Travel warning on DVT dangers during holidays

This holiday season, millions of families are packing their bags and preparing to see family and friends. Whether driving or flying, folks will sit motionless for hours putting them at an increased risk for something most are unprepared for and have never heard of DVT or deep vein thrombosis, a blood clot that could become deadly.
December 28, 2013 9:30:17 AM PST
Many holiday travelers may be unprepared for and have never heard of DVT or deep vein thrombosis, a blood clot that could become deadly.

Whether driving or flying, folks will sit motionless for hours putting them at an increased risk for something most are unprepared for and have never heard of DVT or deep vein thrombosis, a blood clot that could become deadly.

Frequent road trips home during college were a part of life for Mallory Click.

''I was trying just to drive straight through and get there, and you know, just so I wouldn't be wasting time driving.'' said Click.

But the five and a half hour trips nearly took her life at age 21.

''My leg was just throbbing and I had a hard time sleeping that night and I was just kind of tossing and turning all night,'' she said.

The pain and swelling were caused by deep vein thrombosis, a blood clot in her leg that nearly doubled its size - seen here- and sent her to the emergency room.

''It's crazy.
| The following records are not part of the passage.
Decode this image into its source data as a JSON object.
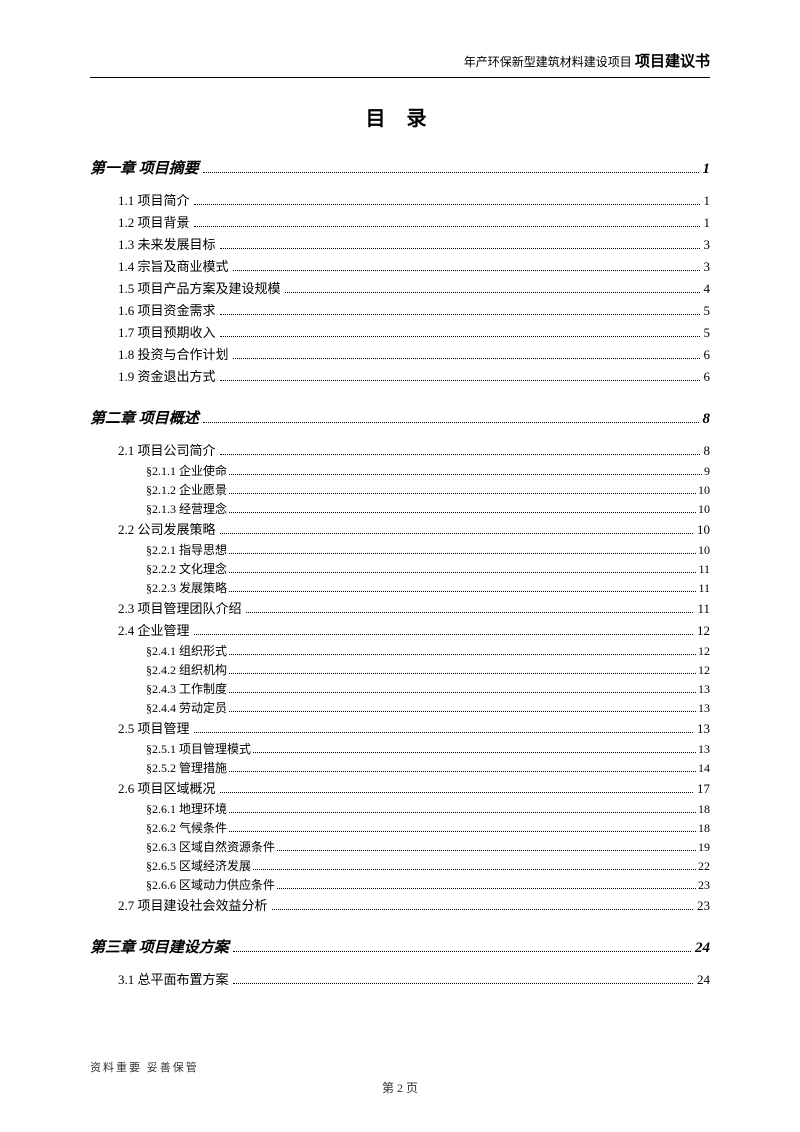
{
  "header": {
    "small": "年产环保新型建筑材料建设项目",
    "bold": "项目建议书"
  },
  "title": "目 录",
  "toc": [
    {
      "type": "chapter",
      "label": "第一章 项目摘要",
      "page": "1"
    },
    {
      "type": "section",
      "label": "1.1 项目简介",
      "page": "1"
    },
    {
      "type": "section",
      "label": "1.2 项目背景",
      "page": "1"
    },
    {
      "type": "section",
      "label": "1.3 未来发展目标",
      "page": "3"
    },
    {
      "type": "section",
      "label": "1.4 宗旨及商业模式",
      "page": "3"
    },
    {
      "type": "section",
      "label": "1.5 项目产品方案及建设规模",
      "page": "4"
    },
    {
      "type": "section",
      "label": "1.6 项目资金需求",
      "page": "5"
    },
    {
      "type": "section",
      "label": "1.7 项目预期收入",
      "page": "5"
    },
    {
      "type": "section",
      "label": "1.8 投资与合作计划",
      "page": "6"
    },
    {
      "type": "section",
      "label": "1.9 资金退出方式",
      "page": "6"
    },
    {
      "type": "chapter",
      "label": "第二章 项目概述",
      "page": "8"
    },
    {
      "type": "section",
      "label": "2.1 项目公司简介",
      "page": "8"
    },
    {
      "type": "subsection",
      "label": "§2.1.1 企业使命",
      "page": "9"
    },
    {
      "type": "subsection",
      "label": "§2.1.2 企业愿景",
      "page": "10"
    },
    {
      "type": "subsection",
      "label": "§2.1.3 经营理念",
      "page": "10"
    },
    {
      "type": "section",
      "label": "2.2 公司发展策略",
      "page": "10"
    },
    {
      "type": "subsection",
      "label": "§2.2.1 指导思想",
      "page": "10"
    },
    {
      "type": "subsection",
      "label": "§2.2.2 文化理念",
      "page": "11"
    },
    {
      "type": "subsection",
      "label": "§2.2.3 发展策略",
      "page": "11"
    },
    {
      "type": "section",
      "label": "2.3 项目管理团队介绍",
      "page": "11"
    },
    {
      "type": "section",
      "label": "2.4 企业管理",
      "page": "12"
    },
    {
      "type": "subsection",
      "label": "§2.4.1 组织形式",
      "page": "12"
    },
    {
      "type": "subsection",
      "label": "§2.4.2 组织机构",
      "page": "12"
    },
    {
      "type": "subsection",
      "label": "§2.4.3 工作制度",
      "page": "13"
    },
    {
      "type": "subsection",
      "label": "§2.4.4 劳动定员",
      "page": "13"
    },
    {
      "type": "section",
      "label": "2.5 项目管理",
      "page": "13"
    },
    {
      "type": "subsection",
      "label": "§2.5.1 项目管理模式",
      "page": "13"
    },
    {
      "type": "subsection",
      "label": "§2.5.2 管理措施",
      "page": "14"
    },
    {
      "type": "section",
      "label": "2.6 项目区域概况",
      "page": "17"
    },
    {
      "type": "subsection",
      "label": "§2.6.1 地理环境",
      "page": "18"
    },
    {
      "type": "subsection",
      "label": "§2.6.2 气候条件",
      "page": "18"
    },
    {
      "type": "subsection",
      "label": "§2.6.3 区域自然资源条件",
      "page": "19"
    },
    {
      "type": "subsection",
      "label": "§2.6.5 区域经济发展",
      "page": "22"
    },
    {
      "type": "subsection",
      "label": "§2.6.6 区域动力供应条件",
      "page": "23"
    },
    {
      "type": "section",
      "label": "2.7 项目建设社会效益分析",
      "page": "23"
    },
    {
      "type": "chapter",
      "label": "第三章 项目建设方案",
      "page": "24"
    },
    {
      "type": "section",
      "label": "3.1 总平面布置方案",
      "page": "24"
    }
  ],
  "footer": {
    "note": "资料重要 妥善保管",
    "page": "第 2 页"
  }
}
I would have never thought at such a young age I could get blood clots,'' Click said.

DVT impacts 2 million each year in the U.S. and Dr. Heather Hall says most people know nothing about it or its risks.

''It's when that clot breaks off and travels to the lung and becomes a Pulmonary Embolism that it can be fatal,'' Hall said.
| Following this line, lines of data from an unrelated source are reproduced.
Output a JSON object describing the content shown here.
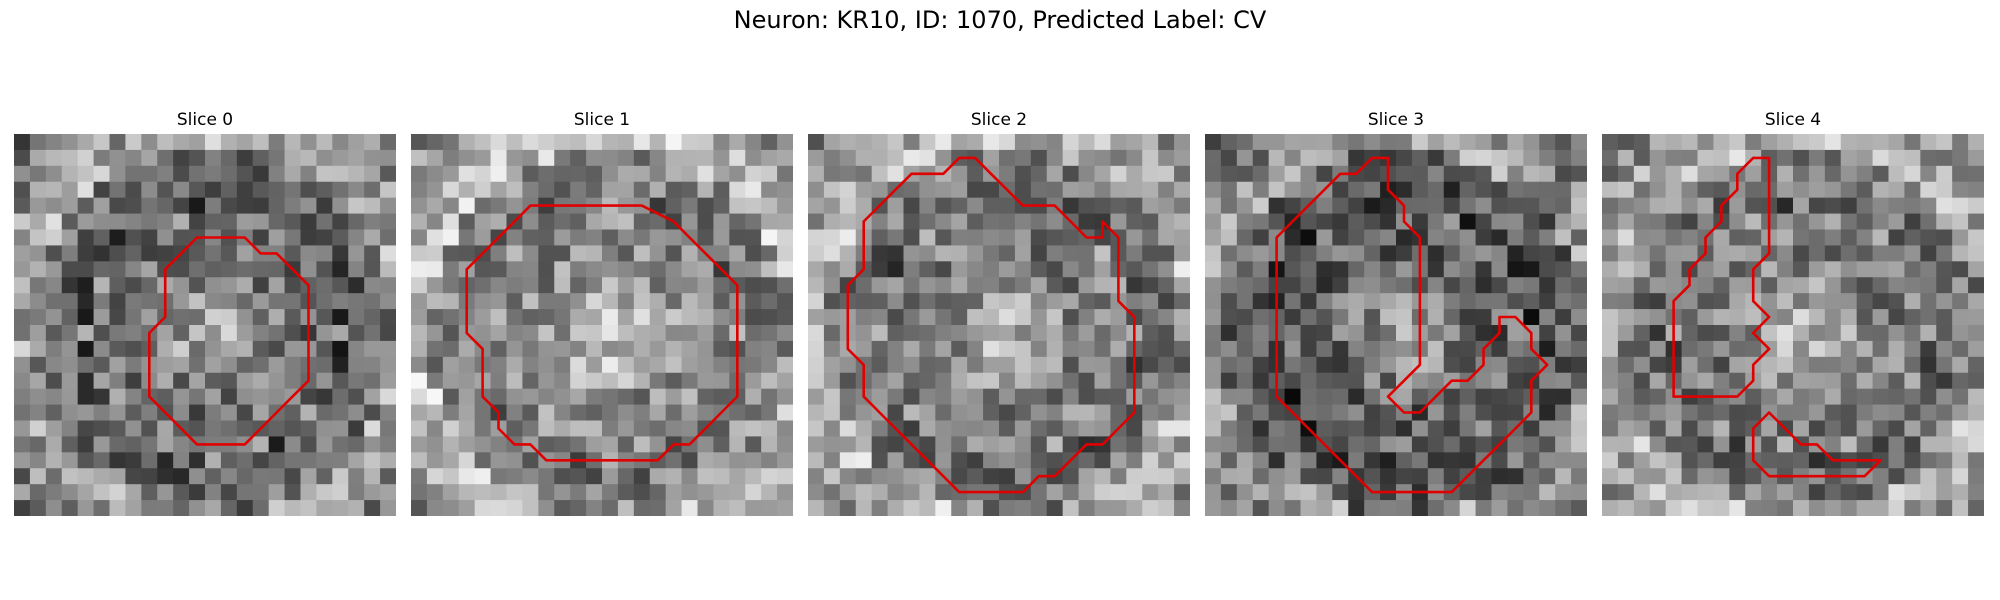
{
  "figure": {
    "title": "Neuron: KR10, ID: 1070, Predicted Label: CV"
  },
  "contour_color": "#e00000",
  "grid_size": 24,
  "panels": [
    {
      "title": "Slice 0",
      "contour": [
        [
          9.5,
          11.5
        ],
        [
          9.5,
          8.5
        ],
        [
          10.5,
          7.5
        ],
        [
          11.5,
          6.5
        ],
        [
          12.5,
          6.5
        ],
        [
          13.5,
          6.5
        ],
        [
          14.5,
          6.5
        ],
        [
          15.5,
          7.5
        ],
        [
          16.5,
          7.5
        ],
        [
          17.5,
          8.5
        ],
        [
          18.5,
          9.5
        ],
        [
          18.5,
          10.5
        ],
        [
          18.5,
          11.5
        ],
        [
          18.5,
          13.5
        ],
        [
          18.5,
          15.5
        ],
        [
          17.5,
          16.5
        ],
        [
          16.5,
          17.5
        ],
        [
          15.5,
          18.5
        ],
        [
          14.5,
          19.5
        ],
        [
          11.5,
          19.5
        ],
        [
          10.5,
          18.5
        ],
        [
          9.5,
          17.5
        ],
        [
          8.5,
          16.5
        ],
        [
          8.5,
          15.5
        ],
        [
          8.5,
          12.5
        ]
      ],
      "shade": 0.55
    },
    {
      "title": "Slice 1",
      "contour": [
        [
          5.5,
          6.5
        ],
        [
          7.5,
          4.5
        ],
        [
          9.5,
          4.5
        ],
        [
          11.5,
          4.5
        ],
        [
          14.5,
          4.5
        ],
        [
          16.5,
          5.5
        ],
        [
          17.5,
          6.5
        ],
        [
          18.5,
          7.5
        ],
        [
          19.5,
          8.5
        ],
        [
          20.5,
          9.5
        ],
        [
          20.5,
          11.5
        ],
        [
          20.5,
          14.5
        ],
        [
          20.5,
          16.5
        ],
        [
          19.5,
          17.5
        ],
        [
          18.5,
          18.5
        ],
        [
          17.5,
          19.5
        ],
        [
          16.5,
          19.5
        ],
        [
          15.5,
          20.5
        ],
        [
          14.5,
          20.5
        ],
        [
          11.5,
          20.5
        ],
        [
          9.5,
          20.5
        ],
        [
          8.5,
          20.5
        ],
        [
          7.5,
          19.5
        ],
        [
          6.5,
          19.5
        ],
        [
          5.5,
          18.5
        ],
        [
          5.5,
          17.5
        ],
        [
          4.5,
          16.5
        ],
        [
          4.5,
          15.5
        ],
        [
          4.5,
          13.5
        ],
        [
          3.5,
          12.5
        ],
        [
          3.5,
          11.5
        ],
        [
          3.5,
          8.5
        ],
        [
          4.5,
          7.5
        ]
      ],
      "shade": 0.65
    },
    {
      "title": "Slice 2",
      "contour": [
        [
          3.5,
          5.5
        ],
        [
          5.5,
          3.5
        ],
        [
          6.5,
          2.5
        ],
        [
          7.5,
          2.5
        ],
        [
          8.5,
          2.5
        ],
        [
          9.5,
          1.5
        ],
        [
          10.5,
          1.5
        ],
        [
          11.5,
          2.5
        ],
        [
          12.5,
          3.5
        ],
        [
          13.5,
          4.5
        ],
        [
          14.5,
          4.5
        ],
        [
          15.5,
          4.5
        ],
        [
          16.5,
          5.5
        ],
        [
          17.5,
          6.5
        ],
        [
          18.5,
          6.5
        ],
        [
          18.5,
          5.5
        ],
        [
          19.5,
          6.5
        ],
        [
          19.5,
          8.5
        ],
        [
          19.5,
          10.5
        ],
        [
          20.5,
          11.5
        ],
        [
          20.5,
          13.5
        ],
        [
          20.5,
          15.5
        ],
        [
          20.5,
          17.5
        ],
        [
          19.5,
          18.5
        ],
        [
          18.5,
          19.5
        ],
        [
          17.5,
          19.5
        ],
        [
          16.5,
          20.5
        ],
        [
          15.5,
          21.5
        ],
        [
          14.5,
          21.5
        ],
        [
          13.5,
          22.5
        ],
        [
          11.5,
          22.5
        ],
        [
          10.5,
          22.5
        ],
        [
          9.5,
          22.5
        ],
        [
          8.5,
          21.5
        ],
        [
          7.5,
          20.5
        ],
        [
          6.5,
          19.5
        ],
        [
          5.5,
          18.5
        ],
        [
          4.5,
          17.5
        ],
        [
          3.5,
          16.5
        ],
        [
          3.5,
          14.5
        ],
        [
          2.5,
          13.5
        ],
        [
          2.5,
          11.5
        ],
        [
          2.5,
          9.5
        ],
        [
          3.5,
          8.5
        ]
      ],
      "shade": 0.6
    },
    {
      "title": "Slice 3",
      "contour": [
        [
          4.5,
          6.5
        ],
        [
          5.5,
          5.5
        ],
        [
          6.5,
          4.5
        ],
        [
          7.5,
          3.5
        ],
        [
          8.5,
          2.5
        ],
        [
          9.5,
          2.5
        ],
        [
          10.5,
          1.5
        ],
        [
          11.5,
          1.5
        ],
        [
          11.5,
          2.5
        ],
        [
          11.5,
          3.5
        ],
        [
          12.5,
          4.5
        ],
        [
          12.5,
          5.5
        ],
        [
          13.5,
          6.5
        ],
        [
          13.5,
          8.5
        ],
        [
          13.5,
          10.5
        ],
        [
          13.5,
          12.5
        ],
        [
          13.5,
          14.5
        ],
        [
          12.5,
          15.5
        ],
        [
          11.5,
          16.5
        ],
        [
          12.5,
          17.5
        ],
        [
          13.5,
          17.5
        ],
        [
          14.5,
          16.5
        ],
        [
          15.5,
          15.5
        ],
        [
          16.5,
          15.5
        ],
        [
          17.5,
          14.5
        ],
        [
          17.5,
          13.5
        ],
        [
          18.5,
          12.5
        ],
        [
          18.5,
          11.5
        ],
        [
          19.5,
          11.5
        ],
        [
          20.5,
          12.5
        ],
        [
          20.5,
          13.5
        ],
        [
          21.5,
          14.5
        ],
        [
          20.5,
          15.5
        ],
        [
          20.5,
          17.5
        ],
        [
          19.5,
          18.5
        ],
        [
          18.5,
          19.5
        ],
        [
          17.5,
          20.5
        ],
        [
          16.5,
          21.5
        ],
        [
          15.5,
          22.5
        ],
        [
          13.5,
          22.5
        ],
        [
          11.5,
          22.5
        ],
        [
          10.5,
          22.5
        ],
        [
          9.5,
          21.5
        ],
        [
          8.5,
          20.5
        ],
        [
          7.5,
          19.5
        ],
        [
          6.5,
          18.5
        ],
        [
          5.5,
          17.5
        ],
        [
          4.5,
          16.5
        ],
        [
          4.5,
          14.5
        ],
        [
          4.5,
          12.5
        ],
        [
          4.5,
          10.5
        ],
        [
          4.5,
          8.5
        ]
      ],
      "shade": 0.5
    },
    {
      "title": "Slice 4",
      "contour": [
        [
          4.5,
          10.5
        ],
        [
          5.5,
          9.5
        ],
        [
          5.5,
          8.5
        ],
        [
          6.5,
          7.5
        ],
        [
          6.5,
          6.5
        ],
        [
          7.5,
          5.5
        ],
        [
          7.5,
          4.5
        ],
        [
          8.5,
          3.5
        ],
        [
          8.5,
          2.5
        ],
        [
          9.5,
          1.5
        ],
        [
          10.5,
          1.5
        ],
        [
          10.5,
          3.5
        ],
        [
          10.5,
          5.5
        ],
        [
          10.5,
          7.5
        ],
        [
          9.5,
          8.5
        ],
        [
          9.5,
          10.5
        ],
        [
          10.5,
          11.5
        ],
        [
          9.5,
          12.5
        ],
        [
          10.5,
          13.5
        ],
        [
          9.5,
          14.5
        ],
        [
          9.5,
          15.5
        ],
        [
          8.5,
          16.5
        ],
        [
          6.5,
          16.5
        ],
        [
          4.5,
          16.5
        ],
        [
          4.5,
          14.5
        ],
        [
          4.5,
          12.5
        ]
      ],
      "contour2": [
        [
          9.5,
          18.5
        ],
        [
          10.5,
          17.5
        ],
        [
          11.5,
          18.5
        ],
        [
          12.5,
          19.5
        ],
        [
          13.5,
          19.5
        ],
        [
          14.5,
          20.5
        ],
        [
          16.5,
          20.5
        ],
        [
          17.5,
          20.5
        ],
        [
          16.5,
          21.5
        ],
        [
          14.5,
          21.5
        ],
        [
          12.5,
          21.5
        ],
        [
          10.5,
          21.5
        ],
        [
          9.5,
          20.5
        ]
      ],
      "shade": 0.6
    }
  ]
}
Every year, DVT kills more than 100,000 Americans, more than breast cancer and aids combined.

''Anything that makes a person less active or less mobile is going to put them at risk for developing a DVT,'' Hall said.

Her best advice when traveling? If you're driving, stop every four hours to stretch your legs and gets your blood flowing.
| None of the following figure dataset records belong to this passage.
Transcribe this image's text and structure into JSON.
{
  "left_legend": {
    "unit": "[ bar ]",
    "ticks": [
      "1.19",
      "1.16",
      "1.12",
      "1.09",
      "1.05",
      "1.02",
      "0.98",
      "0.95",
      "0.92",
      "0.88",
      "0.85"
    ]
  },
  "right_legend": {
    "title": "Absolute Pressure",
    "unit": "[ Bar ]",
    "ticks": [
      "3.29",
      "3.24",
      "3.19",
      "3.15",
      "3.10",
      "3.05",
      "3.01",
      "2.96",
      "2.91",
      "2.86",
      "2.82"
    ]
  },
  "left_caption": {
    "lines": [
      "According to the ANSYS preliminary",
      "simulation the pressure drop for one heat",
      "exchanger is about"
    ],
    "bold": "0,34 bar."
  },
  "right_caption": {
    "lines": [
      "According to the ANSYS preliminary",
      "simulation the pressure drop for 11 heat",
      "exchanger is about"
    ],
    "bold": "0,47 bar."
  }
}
''If you're stuck on a flight and you can't get up and walk, something you can do is just sit in your seat and do calf raises. So raise, keep your toes on the floor, and raise your heels up and down," Hall said.

She also advises patients to avoid alcohol to stay hydrated during a flight.

It's also important to know your risk factors.

''Are you a smoker, are you overweight, do you have a family history of developing blood clots," Hall says.

All things Mallory is aware of now.

''I'm very lucky to still be here,'' she said.

Birth control pills, being overweight and smoking can also increase your risk of dvt. If you experience sudden pain and swelling in your calf or leg, doctor hall recommends that you see a doctor immediately.